The data in orders are the raw, ten-second resolution data that reside in the two-hour RP. The data in downsampled_orders are the aggregated, 30-minute resolution data that are subject to the 52-week RP.

Notice that the first timestamps in downsampled_orders are older than the first timestamps in orders. This is because InfluxDB has already deleted data from orders with timestamps that are older than our local server’s timestamp minus two hours (assume we executed the SELECT queries at 2016-05-14T00:59:59Z). InfluxDB will only start dropping data from downsampled_orders after 52 weeks.

Notes:

  • Notice that we fully qualify (that is, we use the syntax "<retention_policy>"."<measurement>") downsampled_orders in the second SELECT statement. We must specify the RP in that query to SELECT data that reside in an RP other than the DEFAULT RP.

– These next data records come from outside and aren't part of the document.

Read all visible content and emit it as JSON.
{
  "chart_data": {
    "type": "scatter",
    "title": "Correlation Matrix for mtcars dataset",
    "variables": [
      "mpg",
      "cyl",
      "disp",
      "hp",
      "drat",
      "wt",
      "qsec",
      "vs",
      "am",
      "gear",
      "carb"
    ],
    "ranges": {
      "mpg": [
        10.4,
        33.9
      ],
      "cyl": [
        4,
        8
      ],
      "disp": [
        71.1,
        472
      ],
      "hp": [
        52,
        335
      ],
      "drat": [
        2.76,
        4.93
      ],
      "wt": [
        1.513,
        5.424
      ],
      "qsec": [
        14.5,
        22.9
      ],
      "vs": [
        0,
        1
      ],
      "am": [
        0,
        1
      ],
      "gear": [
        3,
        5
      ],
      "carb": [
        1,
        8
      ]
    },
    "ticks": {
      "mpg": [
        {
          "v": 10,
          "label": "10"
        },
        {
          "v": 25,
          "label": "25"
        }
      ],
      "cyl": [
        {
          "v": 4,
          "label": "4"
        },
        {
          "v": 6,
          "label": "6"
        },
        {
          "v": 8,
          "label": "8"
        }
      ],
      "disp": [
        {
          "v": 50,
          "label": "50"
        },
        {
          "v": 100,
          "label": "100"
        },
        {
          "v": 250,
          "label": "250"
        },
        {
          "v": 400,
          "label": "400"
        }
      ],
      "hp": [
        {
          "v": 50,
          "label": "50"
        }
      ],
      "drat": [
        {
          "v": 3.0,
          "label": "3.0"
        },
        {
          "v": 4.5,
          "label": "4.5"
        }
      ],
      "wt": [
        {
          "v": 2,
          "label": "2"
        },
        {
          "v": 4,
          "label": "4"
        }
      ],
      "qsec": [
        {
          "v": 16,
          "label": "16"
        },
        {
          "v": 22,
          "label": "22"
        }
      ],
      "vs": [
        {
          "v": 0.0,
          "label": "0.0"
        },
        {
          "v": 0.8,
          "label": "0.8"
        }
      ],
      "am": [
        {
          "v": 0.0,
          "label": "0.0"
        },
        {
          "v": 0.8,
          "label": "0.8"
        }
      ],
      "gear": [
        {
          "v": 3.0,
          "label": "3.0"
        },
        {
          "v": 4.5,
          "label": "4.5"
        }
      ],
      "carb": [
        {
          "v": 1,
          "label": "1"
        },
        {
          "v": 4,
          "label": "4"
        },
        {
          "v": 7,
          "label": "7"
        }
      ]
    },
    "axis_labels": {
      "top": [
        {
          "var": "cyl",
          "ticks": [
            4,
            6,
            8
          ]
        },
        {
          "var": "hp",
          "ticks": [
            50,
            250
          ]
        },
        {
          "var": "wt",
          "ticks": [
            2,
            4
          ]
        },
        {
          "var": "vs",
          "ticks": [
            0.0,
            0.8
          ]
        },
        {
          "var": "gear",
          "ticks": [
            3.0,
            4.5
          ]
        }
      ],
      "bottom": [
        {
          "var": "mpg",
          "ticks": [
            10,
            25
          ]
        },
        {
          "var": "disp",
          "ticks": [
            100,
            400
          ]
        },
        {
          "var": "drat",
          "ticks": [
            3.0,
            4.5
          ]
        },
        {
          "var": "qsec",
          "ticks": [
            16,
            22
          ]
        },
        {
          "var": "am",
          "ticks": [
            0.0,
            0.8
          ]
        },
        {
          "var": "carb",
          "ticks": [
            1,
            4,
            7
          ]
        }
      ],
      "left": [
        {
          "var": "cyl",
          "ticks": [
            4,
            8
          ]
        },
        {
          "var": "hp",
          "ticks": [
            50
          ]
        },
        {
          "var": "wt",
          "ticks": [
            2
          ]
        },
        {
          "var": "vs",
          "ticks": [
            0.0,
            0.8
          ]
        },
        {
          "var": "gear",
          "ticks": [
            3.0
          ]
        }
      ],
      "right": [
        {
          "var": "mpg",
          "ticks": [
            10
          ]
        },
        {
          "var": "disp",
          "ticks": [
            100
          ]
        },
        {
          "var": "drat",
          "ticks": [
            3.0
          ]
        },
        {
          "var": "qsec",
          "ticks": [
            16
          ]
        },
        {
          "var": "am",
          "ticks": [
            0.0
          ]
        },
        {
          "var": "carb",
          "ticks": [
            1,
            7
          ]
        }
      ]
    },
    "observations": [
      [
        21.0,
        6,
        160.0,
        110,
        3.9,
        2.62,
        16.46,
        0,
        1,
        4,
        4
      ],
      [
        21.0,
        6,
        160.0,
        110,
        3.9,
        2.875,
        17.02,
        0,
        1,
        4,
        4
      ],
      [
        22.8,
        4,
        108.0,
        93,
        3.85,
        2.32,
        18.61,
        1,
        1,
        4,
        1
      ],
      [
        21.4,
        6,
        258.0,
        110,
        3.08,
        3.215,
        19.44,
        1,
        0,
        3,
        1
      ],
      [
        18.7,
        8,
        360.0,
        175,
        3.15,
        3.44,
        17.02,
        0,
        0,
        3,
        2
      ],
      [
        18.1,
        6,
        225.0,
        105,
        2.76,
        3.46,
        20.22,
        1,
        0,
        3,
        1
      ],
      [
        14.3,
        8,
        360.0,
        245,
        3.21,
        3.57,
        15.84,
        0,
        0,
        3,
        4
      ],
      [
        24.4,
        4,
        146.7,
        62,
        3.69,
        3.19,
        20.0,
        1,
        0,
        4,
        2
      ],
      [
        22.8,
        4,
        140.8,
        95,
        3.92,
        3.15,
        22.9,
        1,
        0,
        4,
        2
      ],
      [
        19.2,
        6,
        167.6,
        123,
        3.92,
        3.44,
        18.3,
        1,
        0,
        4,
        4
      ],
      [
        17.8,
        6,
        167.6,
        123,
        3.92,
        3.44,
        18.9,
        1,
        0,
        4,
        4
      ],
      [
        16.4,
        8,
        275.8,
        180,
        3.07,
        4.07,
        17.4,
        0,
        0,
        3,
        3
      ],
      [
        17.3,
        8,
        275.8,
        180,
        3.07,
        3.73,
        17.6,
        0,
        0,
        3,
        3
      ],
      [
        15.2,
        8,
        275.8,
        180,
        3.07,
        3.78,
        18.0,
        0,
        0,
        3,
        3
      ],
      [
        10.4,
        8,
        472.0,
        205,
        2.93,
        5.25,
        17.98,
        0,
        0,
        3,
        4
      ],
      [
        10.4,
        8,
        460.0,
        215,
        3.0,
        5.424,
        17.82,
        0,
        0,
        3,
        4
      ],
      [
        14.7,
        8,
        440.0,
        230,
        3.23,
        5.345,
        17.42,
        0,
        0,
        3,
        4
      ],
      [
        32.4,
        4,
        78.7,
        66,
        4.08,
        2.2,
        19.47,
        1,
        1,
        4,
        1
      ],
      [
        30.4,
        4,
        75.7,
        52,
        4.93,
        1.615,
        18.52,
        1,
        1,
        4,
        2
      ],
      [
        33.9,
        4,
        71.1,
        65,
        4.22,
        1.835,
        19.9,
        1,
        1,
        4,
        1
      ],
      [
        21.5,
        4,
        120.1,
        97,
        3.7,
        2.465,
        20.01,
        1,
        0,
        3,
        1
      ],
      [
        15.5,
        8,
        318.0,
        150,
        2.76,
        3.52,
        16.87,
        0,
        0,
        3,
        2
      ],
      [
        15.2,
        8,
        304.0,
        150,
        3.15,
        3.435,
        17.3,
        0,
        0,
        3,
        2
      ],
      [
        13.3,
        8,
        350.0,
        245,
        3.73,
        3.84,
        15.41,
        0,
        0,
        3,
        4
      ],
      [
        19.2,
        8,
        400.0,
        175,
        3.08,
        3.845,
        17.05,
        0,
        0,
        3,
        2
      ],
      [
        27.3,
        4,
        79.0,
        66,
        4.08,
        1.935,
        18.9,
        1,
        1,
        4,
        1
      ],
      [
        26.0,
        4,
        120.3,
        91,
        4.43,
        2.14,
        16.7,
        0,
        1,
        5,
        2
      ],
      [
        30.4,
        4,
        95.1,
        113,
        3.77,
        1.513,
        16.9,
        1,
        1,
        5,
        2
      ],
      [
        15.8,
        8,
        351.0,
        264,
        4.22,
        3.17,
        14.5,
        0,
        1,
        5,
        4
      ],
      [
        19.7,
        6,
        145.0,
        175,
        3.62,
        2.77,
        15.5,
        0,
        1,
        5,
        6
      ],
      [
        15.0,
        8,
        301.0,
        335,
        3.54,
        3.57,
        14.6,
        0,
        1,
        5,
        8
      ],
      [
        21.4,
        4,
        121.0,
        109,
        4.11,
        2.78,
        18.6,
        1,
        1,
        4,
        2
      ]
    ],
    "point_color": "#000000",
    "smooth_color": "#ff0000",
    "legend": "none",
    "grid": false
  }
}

  • By default, InfluxDB checks to enforce an RP every 30 minutes. Between checks, orders may have data that are older than two hours. The rate at which InfluxDB checks to enforce an RP is a configurable setting, see Database Configuration.

Using a combination of RPs and CQs, we’ve successfully set up our database to automatically keep the high precision raw data for a limited time, create lower precision data, and store that lower precision data for a longer period of time. Now that you have a general understanding of how these features can work together, check out the detailed documentation on CQs and RPs to see all that they can do for you.